Besides grape jelly

IMG_5272While the grape jelly lids pop and seal in the kitchen, a quick note from my desk to say what I’m up to on the writing front, as promised in the previous post. I’ve got that novel that I seem to have been working on forever more or less done (again) and cooling in a corner, but in the meanwhile have been venturing into some creative non-fiction. I’m pleased that one essay-length foray into CNF has landed on the shortlist of The Quarterly Review‘s Edna Staebler Personal Essay Contest, and will be published in that most excellent journal some time next year. It’s called “Return Stroke” and weaves together the father-in-law I never knew, lightning (he was struck by it and his mother killed), and the making of biography.

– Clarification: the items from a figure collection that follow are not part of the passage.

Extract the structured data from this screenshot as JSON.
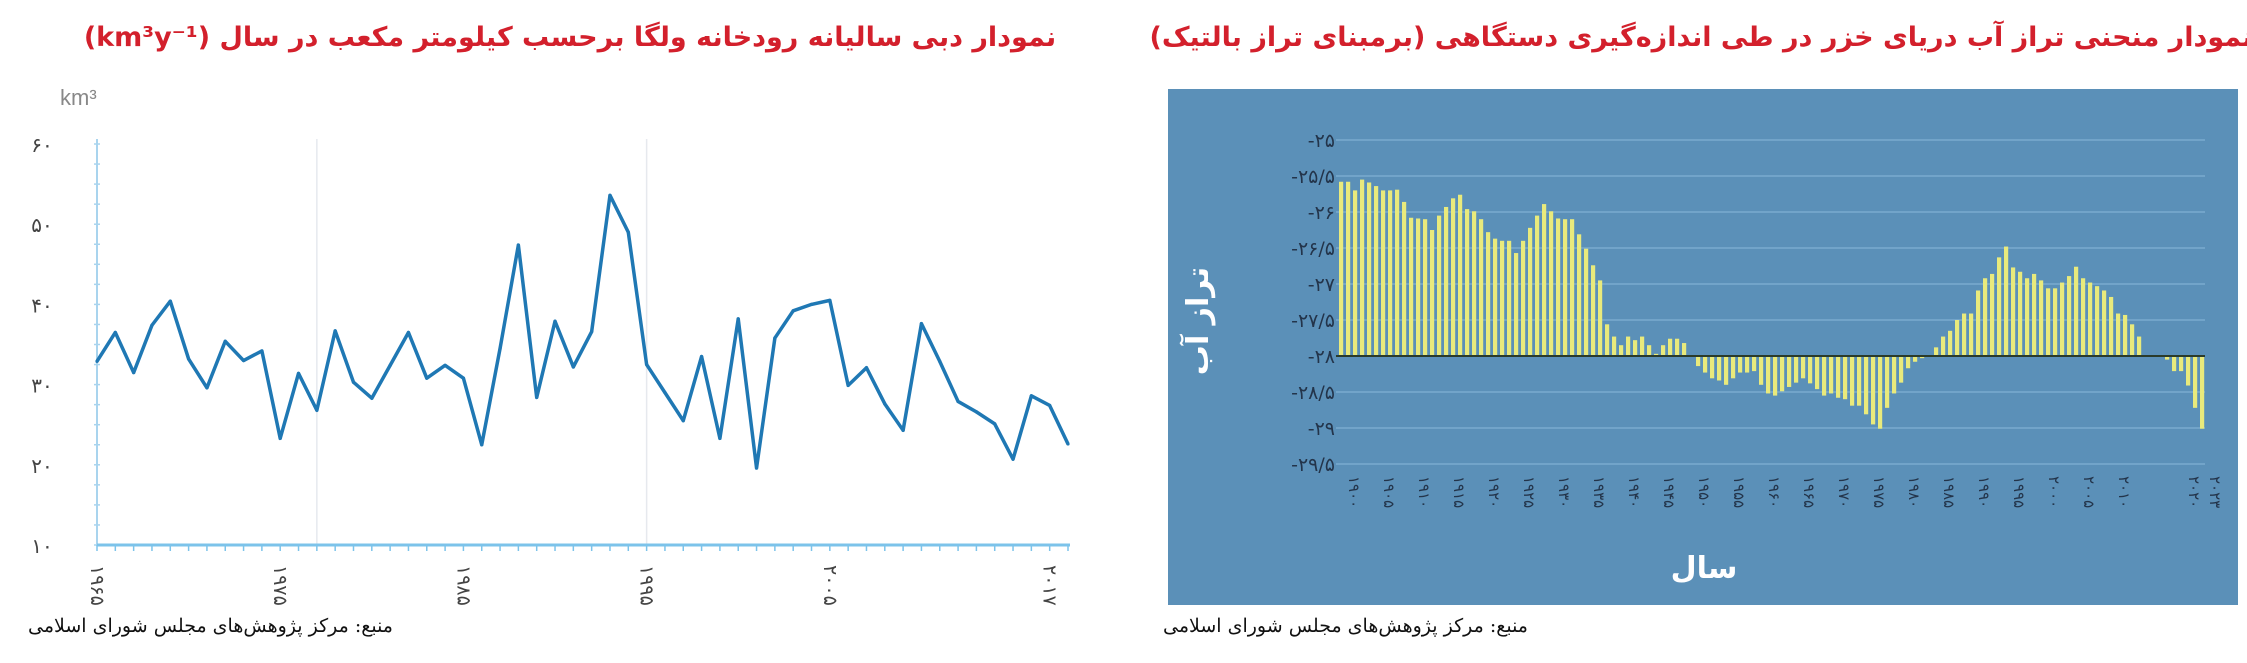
{
  "chart_data": [
    {
      "type": "line",
      "title": "نمودار دبی سالیانه رودخانه ولگا برحسب کیلومتر مکعب در سال (km³y⁻¹)",
      "ylabel": "km³",
      "xlabel": "",
      "ylim": [
        10,
        60
      ],
      "xlim": [
        1965,
        2018
      ],
      "grid": "vertical",
      "color": "#1f78b4",
      "yticks": [
        10,
        20,
        30,
        40,
        50,
        60
      ],
      "ytick_labels": [
        "۱۰",
        "۲۰",
        "۳۰",
        "۴۰",
        "۵۰",
        "۶۰"
      ],
      "xticks": [
        1965,
        1975,
        1985,
        1995,
        2005,
        2017
      ],
      "xtick_labels": [
        "۱۹۶۵",
        "۱۹۷۵",
        "۱۹۸۵",
        "۱۹۹۵",
        "۲۰۰۵",
        "۲۰۱۷"
      ],
      "x": [
        1965,
        1966,
        1967,
        1968,
        1969,
        1970,
        1971,
        1972,
        1973,
        1974,
        1975,
        1976,
        1977,
        1978,
        1979,
        1980,
        1981,
        1982,
        1983,
        1984,
        1985,
        1986,
        1987,
        1988,
        1989,
        1990,
        1991,
        1992,
        1993,
        1994,
        1995,
        1996,
        1997,
        1998,
        1999,
        2000,
        2001,
        2002,
        2003,
        2004,
        2005,
        2006,
        2007,
        2008,
        2009,
        2010,
        2011,
        2012,
        2013,
        2014,
        2015,
        2016,
        2017,
        2018
      ],
      "values": [
        32.9,
        36.5,
        31.5,
        37.4,
        40.4,
        33.2,
        29.6,
        35.4,
        33.0,
        34.2,
        23.3,
        31.4,
        26.8,
        36.7,
        30.3,
        28.3,
        32.4,
        36.5,
        30.8,
        32.4,
        30.8,
        22.5,
        34.5,
        47.4,
        28.4,
        37.9,
        32.2,
        36.6,
        53.6,
        49.0,
        32.5,
        29.0,
        25.5,
        33.5,
        23.3,
        38.2,
        19.6,
        35.8,
        39.2,
        40.0,
        40.5,
        29.9,
        32.1,
        27.6,
        24.3,
        37.6,
        32.9,
        27.9,
        26.6,
        25.1,
        20.7,
        28.6,
        27.4,
        22.6
      ],
      "source": "منبع: مرکز پژوهش‌های مجلس شورای اسلامی"
    },
    {
      "type": "bar",
      "title": "نمودار منحنی تراز آب دریای خزر در طی اندازه‌گیری دستگاهی (برمبنای تراز بالتیک)",
      "ylabel": "تراز آب",
      "xlabel": "سال",
      "ylim": [
        -29.5,
        -25
      ],
      "baseline": -28,
      "grid": "horizontal",
      "background": "#5b90b8",
      "bar_color": "#e9ea7c",
      "yticks": [
        -25,
        -25.5,
        -26,
        -26.5,
        -27,
        -27.5,
        -28,
        -28.5,
        -29,
        -29.5
      ],
      "ytick_labels": [
        "۲۵",
        "۲۵/۵",
        "۲۶",
        "۲۶/۵",
        "۲۷",
        "۲۷/۵",
        "۲۸",
        "۲۸/۵",
        "۲۹",
        "۲۹/۵"
      ],
      "xticks": [
        1900,
        1905,
        1910,
        1915,
        1920,
        1925,
        1930,
        1935,
        1940,
        1945,
        1950,
        1955,
        1960,
        1965,
        1970,
        1975,
        1980,
        1985,
        1990,
        1995,
        2000,
        2005,
        2010,
        2020,
        2023
      ],
      "xtick_labels": [
        "۱۹۰۰",
        "۱۹۰۵",
        "۱۹۱۰",
        "۱۹۱۵",
        "۱۹۲۰",
        "۱۹۲۵",
        "۱۹۳۰",
        "۱۹۳۵",
        "۱۹۴۰",
        "۱۹۴۵",
        "۱۹۵۰",
        "۱۹۵۵",
        "۱۹۶۰",
        "۱۹۶۵",
        "۱۹۷۰",
        "۱۹۷۵",
        "۱۹۸۰",
        "۱۹۸۵",
        "۱۹۹۰",
        "۱۹۹۵",
        "۲۰۰۰",
        "۲۰۰۵",
        "۲۰۱۰",
        "۲۰۲۰",
        "۲۰۲۳"
      ],
      "x_start": 1900,
      "values": [
        -25.58,
        -25.58,
        -25.7,
        -25.55,
        -25.59,
        -25.64,
        -25.7,
        -25.7,
        -25.69,
        -25.86,
        -26.08,
        -26.09,
        -26.1,
        -26.25,
        -26.05,
        -25.93,
        -25.81,
        -25.76,
        -25.96,
        -25.99,
        -26.1,
        -26.28,
        -26.37,
        -26.4,
        -26.4,
        -26.57,
        -26.4,
        -26.22,
        -26.05,
        -25.89,
        -25.99,
        -26.09,
        -26.1,
        -26.1,
        -26.31,
        -26.51,
        -26.74,
        -26.95,
        -27.56,
        -27.73,
        -27.85,
        -27.73,
        -27.78,
        -27.73,
        -27.85,
        -27.97,
        -27.85,
        -27.76,
        -27.76,
        -27.82,
        -28.0,
        -28.14,
        -28.23,
        -28.31,
        -28.34,
        -28.4,
        -28.31,
        -28.23,
        -28.23,
        -28.21,
        -28.4,
        -28.52,
        -28.55,
        -28.49,
        -28.43,
        -28.37,
        -28.31,
        -28.38,
        -28.46,
        -28.55,
        -28.52,
        -28.58,
        -28.6,
        -28.69,
        -28.69,
        -28.81,
        -28.95,
        -29.01,
        -28.72,
        -28.52,
        -28.37,
        -28.17,
        -28.08,
        -28.03,
        -27.99,
        -27.88,
        -27.73,
        -27.65,
        -27.5,
        -27.41,
        -27.41,
        -27.09,
        -26.92,
        -26.86,
        -26.63,
        -26.48,
        -26.77,
        -26.83,
        -26.92,
        -26.86,
        -26.95,
        -27.06,
        -27.06,
        -26.98,
        -26.89,
        -26.76,
        -26.92,
        -26.98,
        -27.03,
        -27.09,
        -27.18,
        -27.41,
        -27.43,
        -27.56,
        -27.73,
        -28.0,
        -28.0,
        -28.0,
        -28.05,
        -28.21,
        -28.21,
        -28.41,
        -28.72,
        -29.01
      ],
      "source": "منبع: مرکز پژوهش‌های مجلس شورای اسلامی"
    }
  ]
}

But the project I’m busy with at the moment (the grape jelly a minor and necessary distraction, me being constitutionally unable to let that many grapes from our own vines go to waste) is a memoir. I described it this way to the Manitoba Arts Council: “A memoir about two years in the Paraguayan Chaco–on the themes of belonging and identity as immigrant, mother, writer.” I’m very grateful that the MAC subsequently awarded me a grant; the plan is to work at this until the end of the year. I had drafted the narrative last winter after re-reading my letters to my parents (which they had kept) and my sporadic journal from those years, 1982-4. Now the work of improving–by adding and cutting, finding the right voice and structure, and fun things like that. Unlike fiction, I can’t make anything up, so my only option is to make what happened interesting. And yes, when it isn’t hard, it’s fun.colour (2)

Last notes: my review of Rob Zacharias’ book Rewriting the Break Event: Mennonites & Migration in Canadian Literature is online here; my review of Rudy Wiebe’s Come Back appears in the current issue of Rhubarb magazine.